1980 | Diversion Tunnel, Auburn Dam Site

1980 | Diversion Tunnel, Auburn Dam Site

Water issues were the first order of business in the new California legislature in 1850. Then in 1862, newly-elected governor Leland Stanford was rowed to his inauguration, since the capital city of Sacramento in the Great Central Valley was under six feet of water.

Flood control has long been a concern here. Hydrologists and engineers will all tell you that in California, ‘’there is no such thing a normal winter.” The dramatic increase in population in the 20th century brought more concerns, since seventy-five percent of the water supply is in the north, and the majority of the population settled and grew in the south.

The North Fork of the American River produces prodigious flows during rains and rapid Sierra snowmelt conditions. Considerable planning went into finding a damsite to optimize flood control to support and protect downstream dams.

Proposed in the 1950’s, work began in 1968, but by 1980 the Auburn Dam construction site had become dormant, a kind of geological museum; the deep excavation cuts cleanly through a previously unmapped fault.

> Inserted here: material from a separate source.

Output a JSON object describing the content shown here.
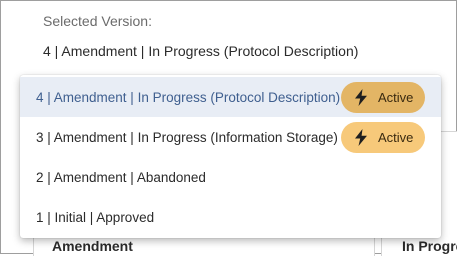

The excavations had been made for abutments of a concrete thin-arch dam, but an earthquake in 1975 raised public concern about the dam design and construction was halted. Cost questions followed, then environmental concerns. But core-sampling continued, and a huge warehouse nearby catalogued the specimens, which provided a unique highly-detailed study of the entire site.

If a dam is ever built there, the decision will be made politically, and the plan may be for an earthfill or a concrete gravity structure instead. When I asked a thoughtful Bureau of Reclamation official when he thought the Auburn project might get the go-ahead, he told me, “Right after the next flood.”


In this picture, at the lower right is the discharge from the diversion tunnel, which was to carry the full flow of the river during dam construction. A flood in 1986 overwhelmed the tunnel’s capacity and eroded the cofferdam, which was designed with a flow-metering wash-away section. This broke through quickly, and the huge flow rammed down to Folsom Dam and on to the distant Delta levees. These barely held and were afterwards re-rated for a much lower flood threshold.